Azerbaijan Red Crescent Society Azərbaycan Qızıl Aypara Cəmiyyəti
- Logo of the Azerbaijan Red Crescent Society
- Formation: March 10, 1920
- Type: NGO
- Legal status: Charitable organization
- Purpose: Humanitarian
- Headquarters: Baku
- Region served: Azerbaijan
- Website: redcrescent.org.az

= Azerbaijan Red Crescent Society =

The Azerbaijan Red Crescent Society (Azərbaycan Qızıl Aypara Cəmiyyəti) is the largest humanitarian organization in Azerbaijan and is part of the International Red Cross and Red Crescent Movement.

==Mission==
The Azerbaijan Red Crescent Society is a not-for-profit, volunteer-based social service institution providing unconditional aid and service, and is a corporate body governed by state laws.

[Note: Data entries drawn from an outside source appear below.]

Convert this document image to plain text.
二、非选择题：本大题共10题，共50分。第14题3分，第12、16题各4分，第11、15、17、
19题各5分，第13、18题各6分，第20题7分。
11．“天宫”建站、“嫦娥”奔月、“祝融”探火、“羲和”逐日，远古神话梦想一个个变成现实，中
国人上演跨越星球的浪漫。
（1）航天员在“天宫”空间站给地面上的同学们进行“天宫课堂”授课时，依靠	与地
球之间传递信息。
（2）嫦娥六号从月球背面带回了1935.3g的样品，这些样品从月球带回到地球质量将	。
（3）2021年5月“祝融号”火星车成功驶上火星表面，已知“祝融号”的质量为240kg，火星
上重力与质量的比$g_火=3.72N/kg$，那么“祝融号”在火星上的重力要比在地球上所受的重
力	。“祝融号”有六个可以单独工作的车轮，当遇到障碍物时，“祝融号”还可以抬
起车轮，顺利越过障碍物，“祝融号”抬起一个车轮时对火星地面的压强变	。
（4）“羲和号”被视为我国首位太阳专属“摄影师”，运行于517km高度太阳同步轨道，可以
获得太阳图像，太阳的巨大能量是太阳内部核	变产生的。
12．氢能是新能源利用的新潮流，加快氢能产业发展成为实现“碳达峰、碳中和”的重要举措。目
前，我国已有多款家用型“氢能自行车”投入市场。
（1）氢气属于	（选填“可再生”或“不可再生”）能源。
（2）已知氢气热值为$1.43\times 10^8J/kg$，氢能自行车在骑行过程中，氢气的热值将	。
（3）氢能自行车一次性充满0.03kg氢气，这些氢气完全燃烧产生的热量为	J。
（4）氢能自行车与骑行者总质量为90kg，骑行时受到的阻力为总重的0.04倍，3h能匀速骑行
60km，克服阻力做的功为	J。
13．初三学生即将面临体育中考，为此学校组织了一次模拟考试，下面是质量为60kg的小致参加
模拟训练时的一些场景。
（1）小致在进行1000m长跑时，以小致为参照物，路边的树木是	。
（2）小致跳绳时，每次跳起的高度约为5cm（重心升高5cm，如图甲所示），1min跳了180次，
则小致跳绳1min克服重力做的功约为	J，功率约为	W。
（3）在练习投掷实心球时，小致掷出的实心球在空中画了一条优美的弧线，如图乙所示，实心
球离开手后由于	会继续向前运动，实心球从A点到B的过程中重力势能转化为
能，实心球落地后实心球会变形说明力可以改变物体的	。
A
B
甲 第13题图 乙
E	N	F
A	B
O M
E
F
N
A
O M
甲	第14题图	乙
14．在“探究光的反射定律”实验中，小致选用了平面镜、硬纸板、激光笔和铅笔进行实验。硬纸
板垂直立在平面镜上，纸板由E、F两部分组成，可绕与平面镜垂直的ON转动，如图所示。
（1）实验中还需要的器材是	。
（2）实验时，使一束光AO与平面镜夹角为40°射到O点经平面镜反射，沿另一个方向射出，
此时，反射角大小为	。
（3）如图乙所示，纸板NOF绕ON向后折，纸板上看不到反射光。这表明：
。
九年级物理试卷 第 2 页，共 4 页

Their mission is "to serve vulnerable people by mobilizing the capacity of Azerbaijan Red Crescent and the power of humanity." Its headquarters are in Baku.

==History==
The organization was founded under the Azerbaijan Democratic Republic on March 10, 1920, on the initiative of the then Deputy Minister of Defense, Lieutenant General Aliagha Shikhlinski and the Minister of Foreign Affairs Fatali Khan Khoyski. After Azerbaijan was occupied and annexed by Soviet Russia on April 28 that year, the Azerbaijan Red Crescent Society temporarily ceased to exist to function as the Azerbaijani branch of the Russian Red Cross Society. In October 1922, the Azerbaijan Red Crescent Society (Hilal Ahmer) was re-established with the decree of the Council of People's Commissars of the Azerbaijan Soviet Socialist Republic. It functioned as a part of the Soviet League of the Red Cross and Red Crescent Societies.

In 1991, after the collapse of the Soviet Union, the Republic of Azerbaijan regained its independence and gave independence to its national Red Crescent Society according to international standards.